Il Fremen gettò sulle spalle il cappuccio e la cuffia della tuta distillante, rivelando capigliatura e barba color sabbia. I capelli, pettinati all’indietro, sovrastavano una fronte alta e sottile. Aveva gli occhi completamente azzurri e insondabili dovuti alla spezia. La barba e i baffi erano macchiati, su un lato della bocca, per la pressione esercitata dal tubo che usciva dai tamponi del naso.

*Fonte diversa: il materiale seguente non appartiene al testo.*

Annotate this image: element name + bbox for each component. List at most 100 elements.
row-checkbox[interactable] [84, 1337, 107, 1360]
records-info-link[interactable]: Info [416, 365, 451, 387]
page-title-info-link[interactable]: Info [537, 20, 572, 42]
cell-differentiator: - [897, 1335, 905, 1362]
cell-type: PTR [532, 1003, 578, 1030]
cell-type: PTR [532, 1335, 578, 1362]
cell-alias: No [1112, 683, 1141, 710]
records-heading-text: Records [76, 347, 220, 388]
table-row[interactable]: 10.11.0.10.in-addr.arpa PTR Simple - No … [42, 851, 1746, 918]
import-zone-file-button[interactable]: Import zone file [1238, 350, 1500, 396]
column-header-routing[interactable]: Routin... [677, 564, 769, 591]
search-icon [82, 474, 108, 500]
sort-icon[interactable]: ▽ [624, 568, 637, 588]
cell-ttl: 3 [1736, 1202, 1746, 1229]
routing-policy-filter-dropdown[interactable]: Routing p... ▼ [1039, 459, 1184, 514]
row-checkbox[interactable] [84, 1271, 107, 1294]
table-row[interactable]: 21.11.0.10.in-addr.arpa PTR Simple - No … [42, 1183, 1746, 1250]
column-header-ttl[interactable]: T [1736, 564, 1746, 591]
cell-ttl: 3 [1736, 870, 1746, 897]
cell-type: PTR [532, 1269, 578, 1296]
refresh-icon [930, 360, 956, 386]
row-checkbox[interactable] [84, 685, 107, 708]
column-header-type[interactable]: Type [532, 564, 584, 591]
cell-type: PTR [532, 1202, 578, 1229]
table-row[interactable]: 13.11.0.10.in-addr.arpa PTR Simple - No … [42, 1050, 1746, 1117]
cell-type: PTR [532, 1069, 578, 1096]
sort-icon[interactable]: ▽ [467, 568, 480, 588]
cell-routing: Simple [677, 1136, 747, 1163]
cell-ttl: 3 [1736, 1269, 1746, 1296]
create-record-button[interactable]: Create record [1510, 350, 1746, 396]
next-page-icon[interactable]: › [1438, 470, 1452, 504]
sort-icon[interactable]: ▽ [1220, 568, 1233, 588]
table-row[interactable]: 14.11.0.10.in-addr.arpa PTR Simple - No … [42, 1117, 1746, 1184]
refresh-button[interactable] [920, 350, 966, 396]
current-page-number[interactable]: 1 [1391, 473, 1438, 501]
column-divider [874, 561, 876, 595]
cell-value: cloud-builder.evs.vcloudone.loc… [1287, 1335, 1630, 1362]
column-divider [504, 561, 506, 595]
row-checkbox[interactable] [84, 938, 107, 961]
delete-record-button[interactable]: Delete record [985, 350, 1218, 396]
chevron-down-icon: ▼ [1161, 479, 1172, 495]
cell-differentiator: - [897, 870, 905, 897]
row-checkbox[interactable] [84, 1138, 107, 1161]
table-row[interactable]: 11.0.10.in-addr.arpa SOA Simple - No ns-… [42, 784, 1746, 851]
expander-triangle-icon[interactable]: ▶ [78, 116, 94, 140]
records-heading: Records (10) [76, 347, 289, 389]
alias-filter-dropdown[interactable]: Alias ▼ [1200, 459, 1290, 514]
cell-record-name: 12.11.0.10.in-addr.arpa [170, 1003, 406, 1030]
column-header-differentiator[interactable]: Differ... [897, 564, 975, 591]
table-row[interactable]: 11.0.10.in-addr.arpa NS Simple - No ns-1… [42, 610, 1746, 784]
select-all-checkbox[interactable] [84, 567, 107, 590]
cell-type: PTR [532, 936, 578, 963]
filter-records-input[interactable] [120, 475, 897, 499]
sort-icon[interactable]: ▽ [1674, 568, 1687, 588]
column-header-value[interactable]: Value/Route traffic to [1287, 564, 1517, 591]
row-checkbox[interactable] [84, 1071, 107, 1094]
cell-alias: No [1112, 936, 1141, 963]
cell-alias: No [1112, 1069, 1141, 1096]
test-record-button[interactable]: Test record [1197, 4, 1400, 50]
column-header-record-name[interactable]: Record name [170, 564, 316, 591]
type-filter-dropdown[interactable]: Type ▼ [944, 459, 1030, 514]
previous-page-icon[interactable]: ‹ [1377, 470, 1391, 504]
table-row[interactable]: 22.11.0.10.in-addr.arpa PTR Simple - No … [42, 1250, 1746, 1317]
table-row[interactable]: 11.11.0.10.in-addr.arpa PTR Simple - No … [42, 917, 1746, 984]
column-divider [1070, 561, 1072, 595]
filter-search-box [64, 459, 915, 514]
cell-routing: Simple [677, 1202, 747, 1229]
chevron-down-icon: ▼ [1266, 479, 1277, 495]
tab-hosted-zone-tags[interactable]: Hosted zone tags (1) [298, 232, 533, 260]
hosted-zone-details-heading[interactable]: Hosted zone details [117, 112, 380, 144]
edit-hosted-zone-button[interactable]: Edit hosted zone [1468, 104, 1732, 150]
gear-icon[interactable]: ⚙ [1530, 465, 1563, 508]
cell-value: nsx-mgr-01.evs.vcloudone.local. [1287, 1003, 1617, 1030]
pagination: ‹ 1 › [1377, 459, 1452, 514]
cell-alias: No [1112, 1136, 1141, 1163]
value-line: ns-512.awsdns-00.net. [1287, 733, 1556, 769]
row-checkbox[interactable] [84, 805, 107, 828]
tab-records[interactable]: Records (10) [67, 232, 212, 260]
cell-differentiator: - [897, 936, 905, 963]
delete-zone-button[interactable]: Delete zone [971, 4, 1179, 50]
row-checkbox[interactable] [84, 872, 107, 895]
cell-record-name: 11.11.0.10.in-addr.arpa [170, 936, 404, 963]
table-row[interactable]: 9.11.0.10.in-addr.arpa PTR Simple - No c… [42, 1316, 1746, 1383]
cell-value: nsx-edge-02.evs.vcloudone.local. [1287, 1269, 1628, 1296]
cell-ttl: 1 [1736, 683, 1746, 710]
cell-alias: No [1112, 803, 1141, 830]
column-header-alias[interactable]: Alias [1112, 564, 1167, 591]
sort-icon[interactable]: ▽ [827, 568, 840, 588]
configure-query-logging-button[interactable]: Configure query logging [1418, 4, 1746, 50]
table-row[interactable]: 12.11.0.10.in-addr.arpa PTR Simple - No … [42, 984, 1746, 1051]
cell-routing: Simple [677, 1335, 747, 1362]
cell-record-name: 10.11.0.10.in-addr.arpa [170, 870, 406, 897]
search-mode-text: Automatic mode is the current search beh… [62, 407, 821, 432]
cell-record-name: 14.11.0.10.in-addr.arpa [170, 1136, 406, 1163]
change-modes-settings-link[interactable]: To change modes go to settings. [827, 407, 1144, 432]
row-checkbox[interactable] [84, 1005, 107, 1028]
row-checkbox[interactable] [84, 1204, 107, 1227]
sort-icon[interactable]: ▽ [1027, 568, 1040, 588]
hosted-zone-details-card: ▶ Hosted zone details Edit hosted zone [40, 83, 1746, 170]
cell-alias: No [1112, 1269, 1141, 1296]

L’uomo si sfilò i tamponi e li aggiustò. Si sfregò una cicatrice accanto al naso.
«Se attraversate il sink, questa notte» disse, «non dovete usare gli scudi. C’è una breccia nella parete…» (si girò sui calcagni e puntò l’indice a sud) «…gli scudi potrebbero attirare un…» (esitò) «…un verme. Non vengono spesso da queste parti, ma uno scudo li attira, sempre.»
Ha detto verme, pensò Hawat. Stava per dire qualcos’altro. Che cosa? E che cosa vuole da noi?
Sospirò.
Non era mai stato così stanco. Provava in tutti i muscoli un dolore che nessuna pillola avrebbe placato.
Quei dannati Sardaukar!
Pieno di amarezza nei propri confronti, pensò a quei soldati fanatici e alla perfidia imperiale che essi rappresentavano. Ma, in quanto Mentat, un’attenta valutazione dei fatti gli aveva rivelato quanto fosse scarsa la possibilità di provare una simile perfidia davanti al Gran Consiglio del Landsraad. Mai sarebbe stata resa giustizia.
«Volete raggiungere i contrabbandieri?» domandò il Fremen.
«È possibile?»
«La strada è lunga.»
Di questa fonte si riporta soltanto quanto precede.